On Color, Video, and Fragrance

At Charenton Macerations, video is a constant presence. We watch it, produce it, and think through it. At any given moment, multiple screens may be running at once, drawing in images and ideas from across the world. Think David Bowie in The Man Who Fell to Earth.

As access to video continues to expand, and the tools of production become increasingly accessible, its influence only deepens. With platforms like YouTube reaching audiences in the billions, and recording devices built into everyday objects, video has become central to how we interpret our surroundings. It shapes attention, perception, and memory.

Consider how much time is spent with a screen. Television, computers, phones. The number continues to rise. Video is not simply content. It is an interface for experience, a way of organizing how we see and feel. For this reason, we treat it as a tool for thinking through fragrance. It offers another language for expressing what scent can look like, how it can move, and how it can be felt.

A reference point that continues to resonate is the 1985 film Mask, starring Cher, Eric Stoltz, Sam Elliott, and Laura Dern. The film follows Rocky Dennis, a boy living with severe facial differences, and challenges conventional ideas of beauty. In one scene, Rocky describes color to Diana, a blind girl he meets at camp. Through touch and association, she begins to understand color as he experiences it. What emerges is not a definition, but a shared language built through sensation.

This exchange feels closely aligned with fragrance. It suggests that perception does not rely on sight alone, but on translation, trust, and emotional connection. Color and scent both operate in this space. They are felt, interpreted, and communicated through association.

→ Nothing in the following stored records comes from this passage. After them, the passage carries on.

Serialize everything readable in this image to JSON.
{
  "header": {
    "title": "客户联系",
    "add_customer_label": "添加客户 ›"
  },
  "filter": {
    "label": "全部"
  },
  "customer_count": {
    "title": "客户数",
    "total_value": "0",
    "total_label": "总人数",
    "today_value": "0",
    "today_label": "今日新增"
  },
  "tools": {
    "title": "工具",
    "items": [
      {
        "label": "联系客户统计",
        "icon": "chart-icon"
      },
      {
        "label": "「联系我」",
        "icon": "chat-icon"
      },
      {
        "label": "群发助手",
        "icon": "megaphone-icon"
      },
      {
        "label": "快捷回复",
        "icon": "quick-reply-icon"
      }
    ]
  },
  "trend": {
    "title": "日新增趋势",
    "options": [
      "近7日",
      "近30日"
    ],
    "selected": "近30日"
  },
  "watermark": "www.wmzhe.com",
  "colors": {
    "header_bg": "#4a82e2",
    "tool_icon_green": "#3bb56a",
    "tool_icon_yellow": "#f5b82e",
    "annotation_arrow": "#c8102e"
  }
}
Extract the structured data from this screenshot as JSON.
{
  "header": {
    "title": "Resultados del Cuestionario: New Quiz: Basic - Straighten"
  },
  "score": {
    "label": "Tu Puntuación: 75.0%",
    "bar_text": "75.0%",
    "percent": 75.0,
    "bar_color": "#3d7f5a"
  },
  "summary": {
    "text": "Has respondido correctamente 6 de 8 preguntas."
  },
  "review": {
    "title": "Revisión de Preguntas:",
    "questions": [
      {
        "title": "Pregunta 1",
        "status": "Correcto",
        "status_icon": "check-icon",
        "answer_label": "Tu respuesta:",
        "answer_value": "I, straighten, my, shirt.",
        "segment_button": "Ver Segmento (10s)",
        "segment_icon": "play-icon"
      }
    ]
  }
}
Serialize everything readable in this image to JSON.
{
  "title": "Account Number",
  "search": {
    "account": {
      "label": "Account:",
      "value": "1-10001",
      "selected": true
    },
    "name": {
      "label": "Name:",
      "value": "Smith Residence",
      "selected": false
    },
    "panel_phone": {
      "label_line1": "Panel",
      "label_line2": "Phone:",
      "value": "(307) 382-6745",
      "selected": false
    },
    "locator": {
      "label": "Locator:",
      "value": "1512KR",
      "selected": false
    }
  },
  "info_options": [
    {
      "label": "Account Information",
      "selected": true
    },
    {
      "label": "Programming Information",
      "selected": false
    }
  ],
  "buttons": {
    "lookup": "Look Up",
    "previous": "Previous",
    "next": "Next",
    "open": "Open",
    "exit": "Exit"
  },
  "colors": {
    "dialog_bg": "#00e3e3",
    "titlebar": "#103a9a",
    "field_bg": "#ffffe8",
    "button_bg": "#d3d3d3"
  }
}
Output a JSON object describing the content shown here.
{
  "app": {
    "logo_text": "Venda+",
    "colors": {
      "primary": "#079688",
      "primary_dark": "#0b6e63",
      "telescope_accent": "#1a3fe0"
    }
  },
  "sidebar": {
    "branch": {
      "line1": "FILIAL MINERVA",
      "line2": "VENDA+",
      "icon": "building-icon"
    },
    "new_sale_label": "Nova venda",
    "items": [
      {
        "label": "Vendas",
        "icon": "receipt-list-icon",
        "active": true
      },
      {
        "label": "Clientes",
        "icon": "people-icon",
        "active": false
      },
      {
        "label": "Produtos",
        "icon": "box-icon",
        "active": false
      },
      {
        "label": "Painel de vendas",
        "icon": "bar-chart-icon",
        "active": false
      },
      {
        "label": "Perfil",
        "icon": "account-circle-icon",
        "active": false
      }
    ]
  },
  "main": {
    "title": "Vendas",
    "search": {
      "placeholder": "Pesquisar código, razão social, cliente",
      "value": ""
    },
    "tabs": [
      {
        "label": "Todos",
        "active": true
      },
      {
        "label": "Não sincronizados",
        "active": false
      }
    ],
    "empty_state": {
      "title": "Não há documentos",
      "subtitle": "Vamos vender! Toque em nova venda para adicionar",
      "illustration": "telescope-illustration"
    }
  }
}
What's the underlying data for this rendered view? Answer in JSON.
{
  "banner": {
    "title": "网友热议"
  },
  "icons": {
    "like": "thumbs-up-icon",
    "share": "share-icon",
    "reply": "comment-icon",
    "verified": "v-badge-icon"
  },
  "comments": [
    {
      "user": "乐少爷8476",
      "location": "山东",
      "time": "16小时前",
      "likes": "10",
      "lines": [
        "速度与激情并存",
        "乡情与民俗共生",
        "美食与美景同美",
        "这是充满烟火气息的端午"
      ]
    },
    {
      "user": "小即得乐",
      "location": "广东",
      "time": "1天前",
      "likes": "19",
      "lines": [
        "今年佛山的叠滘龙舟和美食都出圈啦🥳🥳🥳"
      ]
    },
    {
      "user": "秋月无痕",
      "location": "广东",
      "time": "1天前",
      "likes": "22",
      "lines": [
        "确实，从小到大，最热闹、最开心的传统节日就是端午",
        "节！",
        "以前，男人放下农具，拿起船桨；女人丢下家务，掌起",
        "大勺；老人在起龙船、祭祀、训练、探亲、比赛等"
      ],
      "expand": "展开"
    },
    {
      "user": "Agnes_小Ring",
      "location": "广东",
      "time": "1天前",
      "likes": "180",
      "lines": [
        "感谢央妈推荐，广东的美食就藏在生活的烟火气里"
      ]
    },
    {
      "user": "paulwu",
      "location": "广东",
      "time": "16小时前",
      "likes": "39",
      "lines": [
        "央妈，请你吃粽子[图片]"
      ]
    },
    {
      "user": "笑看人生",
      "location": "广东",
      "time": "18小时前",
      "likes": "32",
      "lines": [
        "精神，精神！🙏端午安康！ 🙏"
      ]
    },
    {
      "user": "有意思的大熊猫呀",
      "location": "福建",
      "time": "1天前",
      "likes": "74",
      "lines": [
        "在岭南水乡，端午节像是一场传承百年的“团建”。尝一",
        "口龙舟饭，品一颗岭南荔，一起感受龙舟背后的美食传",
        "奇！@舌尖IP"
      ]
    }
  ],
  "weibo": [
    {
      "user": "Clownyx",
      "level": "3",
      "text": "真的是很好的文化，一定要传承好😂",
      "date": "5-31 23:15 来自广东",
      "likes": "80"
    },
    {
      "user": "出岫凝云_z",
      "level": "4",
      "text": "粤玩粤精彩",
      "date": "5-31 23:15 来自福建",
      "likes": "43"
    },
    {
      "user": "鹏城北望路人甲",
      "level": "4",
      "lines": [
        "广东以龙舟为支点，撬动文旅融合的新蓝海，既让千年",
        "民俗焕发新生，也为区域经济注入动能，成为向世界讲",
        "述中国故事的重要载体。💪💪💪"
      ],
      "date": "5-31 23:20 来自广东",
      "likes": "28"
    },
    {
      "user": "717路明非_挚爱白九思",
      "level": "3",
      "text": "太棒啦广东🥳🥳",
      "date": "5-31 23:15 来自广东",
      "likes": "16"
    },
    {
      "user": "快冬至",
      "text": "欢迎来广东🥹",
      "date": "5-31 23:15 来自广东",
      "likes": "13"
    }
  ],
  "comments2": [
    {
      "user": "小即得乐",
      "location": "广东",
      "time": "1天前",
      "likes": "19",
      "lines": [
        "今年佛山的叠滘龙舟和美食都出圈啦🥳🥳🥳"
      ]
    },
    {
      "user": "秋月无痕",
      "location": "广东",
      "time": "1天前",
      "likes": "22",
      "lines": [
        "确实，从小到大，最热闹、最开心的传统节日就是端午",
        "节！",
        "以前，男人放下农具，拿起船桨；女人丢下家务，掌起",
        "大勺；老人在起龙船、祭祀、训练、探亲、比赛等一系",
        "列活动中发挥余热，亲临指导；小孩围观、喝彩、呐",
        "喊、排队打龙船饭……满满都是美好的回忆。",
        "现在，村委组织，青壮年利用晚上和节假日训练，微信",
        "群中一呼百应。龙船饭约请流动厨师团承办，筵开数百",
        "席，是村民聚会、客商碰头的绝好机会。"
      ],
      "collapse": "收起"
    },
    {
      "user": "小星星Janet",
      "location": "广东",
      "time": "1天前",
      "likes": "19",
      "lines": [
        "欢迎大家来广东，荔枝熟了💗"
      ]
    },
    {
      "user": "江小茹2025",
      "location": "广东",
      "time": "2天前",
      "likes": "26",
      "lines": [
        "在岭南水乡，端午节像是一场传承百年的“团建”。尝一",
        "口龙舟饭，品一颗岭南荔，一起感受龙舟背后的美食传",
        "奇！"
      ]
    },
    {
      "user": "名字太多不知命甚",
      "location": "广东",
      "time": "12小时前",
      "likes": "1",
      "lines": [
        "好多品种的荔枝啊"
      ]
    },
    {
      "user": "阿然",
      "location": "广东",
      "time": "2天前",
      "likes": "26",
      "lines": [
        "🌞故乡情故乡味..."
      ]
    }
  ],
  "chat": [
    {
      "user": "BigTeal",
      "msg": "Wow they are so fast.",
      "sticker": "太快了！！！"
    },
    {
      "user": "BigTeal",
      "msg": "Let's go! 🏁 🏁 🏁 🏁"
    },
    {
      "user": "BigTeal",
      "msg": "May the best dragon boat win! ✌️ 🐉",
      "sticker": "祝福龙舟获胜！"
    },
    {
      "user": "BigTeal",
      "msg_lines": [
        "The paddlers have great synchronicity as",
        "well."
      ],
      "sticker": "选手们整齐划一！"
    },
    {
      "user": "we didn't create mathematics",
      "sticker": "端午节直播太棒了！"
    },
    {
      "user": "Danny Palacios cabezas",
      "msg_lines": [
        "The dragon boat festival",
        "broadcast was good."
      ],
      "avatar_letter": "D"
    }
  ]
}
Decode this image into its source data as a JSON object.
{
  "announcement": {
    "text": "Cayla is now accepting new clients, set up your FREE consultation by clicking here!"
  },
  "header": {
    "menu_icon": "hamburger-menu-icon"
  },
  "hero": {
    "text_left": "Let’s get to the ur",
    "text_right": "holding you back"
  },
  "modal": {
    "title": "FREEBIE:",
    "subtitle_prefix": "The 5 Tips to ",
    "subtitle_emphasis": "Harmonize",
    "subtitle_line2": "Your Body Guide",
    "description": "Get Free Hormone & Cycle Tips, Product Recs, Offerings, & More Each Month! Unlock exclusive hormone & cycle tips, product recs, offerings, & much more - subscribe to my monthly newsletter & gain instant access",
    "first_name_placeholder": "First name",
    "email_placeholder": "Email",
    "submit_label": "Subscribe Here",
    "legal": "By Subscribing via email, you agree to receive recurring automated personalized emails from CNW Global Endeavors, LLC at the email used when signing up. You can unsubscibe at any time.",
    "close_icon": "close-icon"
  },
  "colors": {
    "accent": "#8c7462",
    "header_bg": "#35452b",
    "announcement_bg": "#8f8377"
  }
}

In video production, color plays a central role in shaping that experience. Tools such as the 3-Way Color Corrector are used to adjust tone, balance, and atmosphere. A shift in color can make an image feel more immediate, more distant, more intimate, or more constructed. Even the rendering of skin carries intention. There is always an effort to guide perception, though never complete control over it.

Color remains deeply subjective. It can be measured in hue, saturation, and lightness, yet its meaning is never fixed. Cultural context, memory, and environment all influence how it is received. The same is true of fragrance. Even when reduced to formula, response continues to shift. What remains consistent is its ability to provoke.
Because of this, color has become an essential tool across industries. It is central to branding, identity, and communication. Television networks, for example, invest heavily in defining their visual profiles, understanding that color shapes recognition and emotional tone.

There is much that fragrance can learn from this. In color theory, combinations that create balance and pleasure are described as harmonies. Fragrance has its own systems of classification, often grouped into families. While useful within the industry, these systems can feel opaque to those outside of it. They lack the intuitive accessibility that color seems to offer from an early age.

Color is taught, named, and explored early in life. It invites participation. Fragrance, by contrast, is rarely introduced with the same openness. Its language can feel closed, its categories inconsistent. There is an opportunity here to rethink how scent is communicated. To draw from the fluidity of color and develop a vocabulary that is more inclusive, more flexible, and more widely understood.

When fragrance is considered alongside color, it begins to function differently. It becomes less of an object and more of a lens. A way of shaping how the world is experienced. Its applications expand. It moves beyond the body into environments, into rituals, into shared spaces.

We already understand the role color plays in constructing those spaces. It defines mood, signals identity, and carries value. It informs how we design interiors, how we choose objects, how we present ourselves. It operates both analytically and emotionally, both privately and publicly.

Fragrance holds the same potential. It can communicate, provoke, and position. It can challenge perception and create new forms of connection. Like color, it is capable of making a statement.